Speaking at a Planning Advisory Committee meeting Wednesday, MISO Planning Manager Tony Hunziker noted the high degree of consensus among stakeholders to increase renewable estimates.
The MTEP will also assume the solar investment tax credit — which allows a 30% federal tax deduction of installation costs — will continue into 2023. The RTO will also rely on the National Renewable Energy Laboratory’s Annual Technology Baseline capital cost projections for renewable generation instead of using a 30% variance on those projections.
However, some stakeholders said they’d like to see a more nuanced approach to projecting renewable growth based on subregional characteristics to avoid blindly increasing renewable projections. For instance, MISO shouldn’t expect significant wind generation growth in sunny MISO South, some noted.
“MISO is not a resource planner. We don’t dictate renewable resource additions,” Hunziker responded.
Entergy’s Yarrow Etheredge said MISO didn’t adequately support the case for a blanket increase of every type of renewable generation everywhere in its footprint.
“This is basically just an adder,” Etheredge said, asking MISO to defend the change using data.
Hunziker promised a complete rework of MTEP 21 futures with stakeholders and reminded PAC members that MISO was up against a June deadline to finalize MTEP 20 futures definitions and assumptions.
The RTO last month said it would rely on the same set of 15-year futures for the third straight year to evaluate transmission projects in MTEP 20, though some stakeholders criticized the RTO’s limited fleet change future as no longer a likely scenario. (See MISO Going Back to the Futures for MTEP 20.) The futures scenarios include a limited fleet change, continued fleet change, accelerated fleet change, and a distributed and emerging technologies future.
Hunziker said the renewable increase should alleviate specific concerns about MISO’s limited fleet change future, which has been criticized as improbable because it projects only an 11-GW growth in renewable generation through 2033. MISO’s interconnection queue currently includes about 420 projects worth a combined 70 GW; renewable resources account for about 90% of the queue. Historically, about 18% of proposed projects clear the queue.
Last month, members of MISO’s Board of Directors also questioned whether the limited fleet change future was still plausible.
“It seems like the rate of adoption is increasing,” Director Thomas Rainwater said, while also acknowledging that MISO is “no California” in terms of appetite for renewables. He asked if the RTO will consider “a more radical adoption” of renewables and distributed resources in a new set of futures for MTEP 21.
MISO Vice President of System Planning Jennifer Curran said the accelerated fleet change and distributed and emerging technologies scenario are fast becoming the most probable futures and noted the RTO will soon revisit how futures are developed. But she also cautioned that MTEP futures represent possible trends and are not meant to be forecasts.
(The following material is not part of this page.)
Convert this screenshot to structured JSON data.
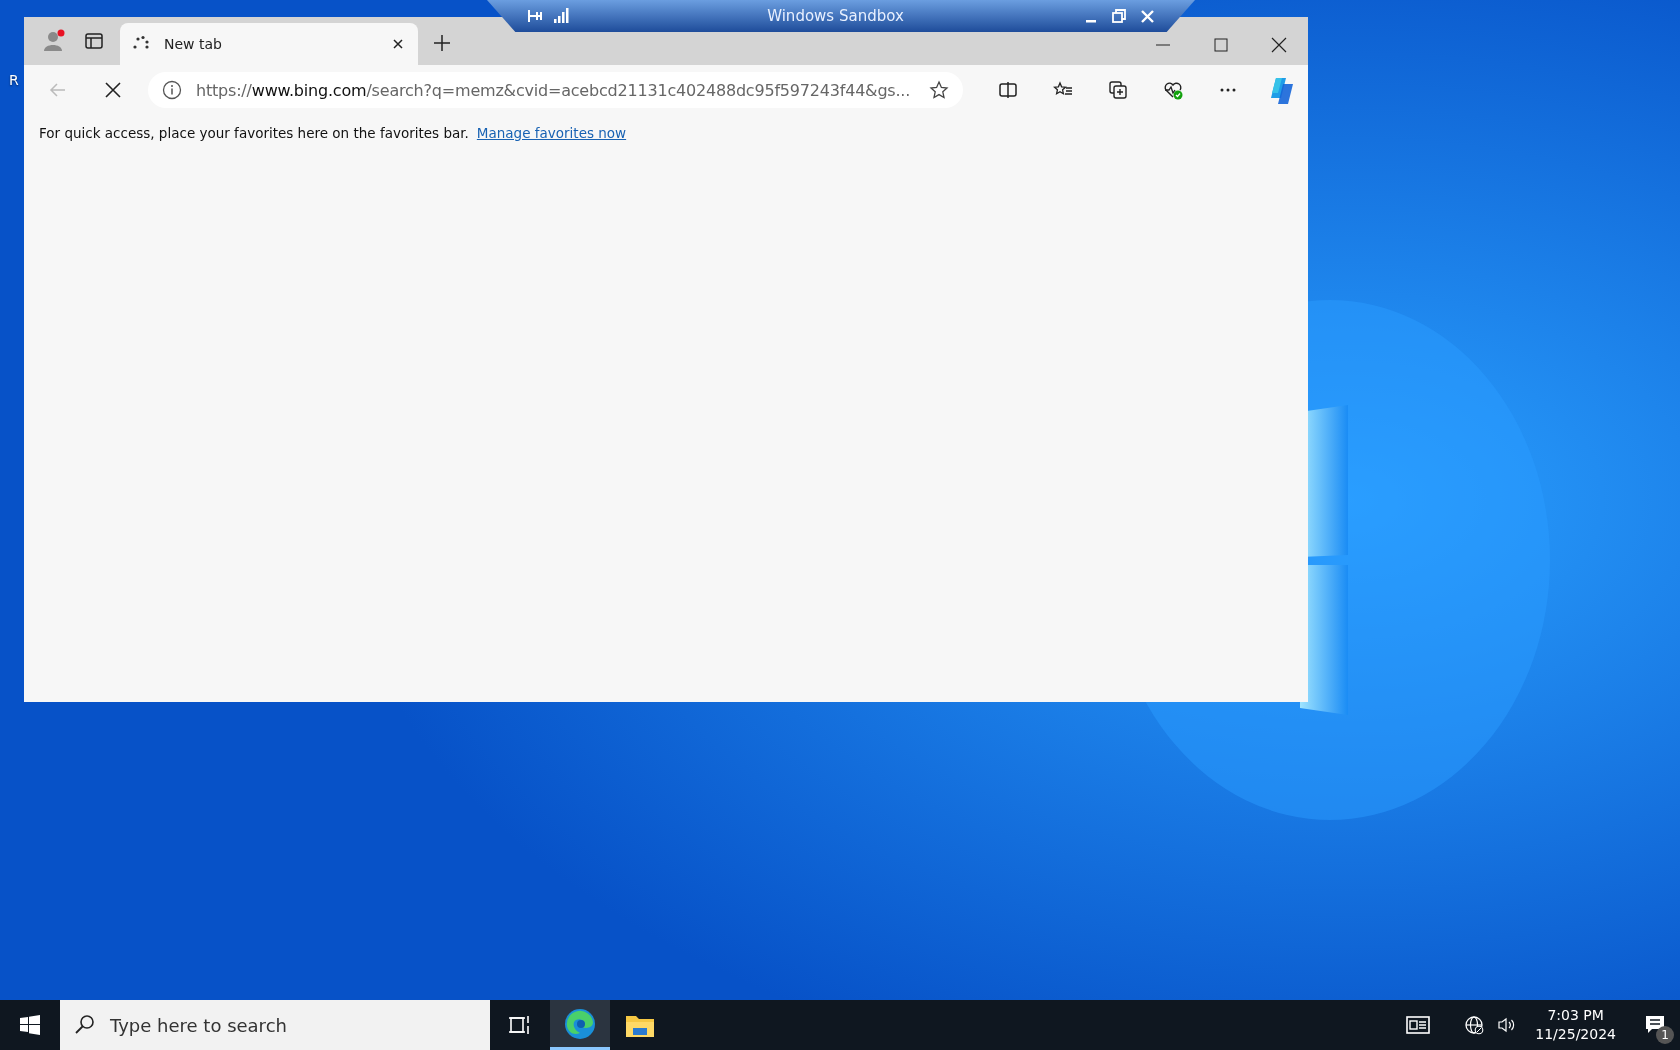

At the April PAC meeting, Minnesota Public Utilities Commission staff member Hwikwom Ham said he remained concerned that the limited fleet change and continued fleet change scenarios still risk obsolescence because they don’t account for the zero-carbon pledges of multiple utilities and increasing electrification of the economy. He also pointed out that equity investors are now contemplating a company’s carbon footprint as a risk factor before making investments decisions.
“Who is going to be in the White House next year? It’s going to be a different business model,” Ham added, referencing President Trump’s rollbacks of environmental regulations.
Hunziker said MISO will raise those topics in the redevelopment of futures in time for MTEP 21.
Meanwhile, MTEP 20 marks the first time MISO will work with Purdue University’s State Utility Forecasting Group and Applied Energy Group to create separate load forecasts that reflect each of the four futures. The RTO this month reported that entities representing 77% of its load responded to its request for load, demand and energy data.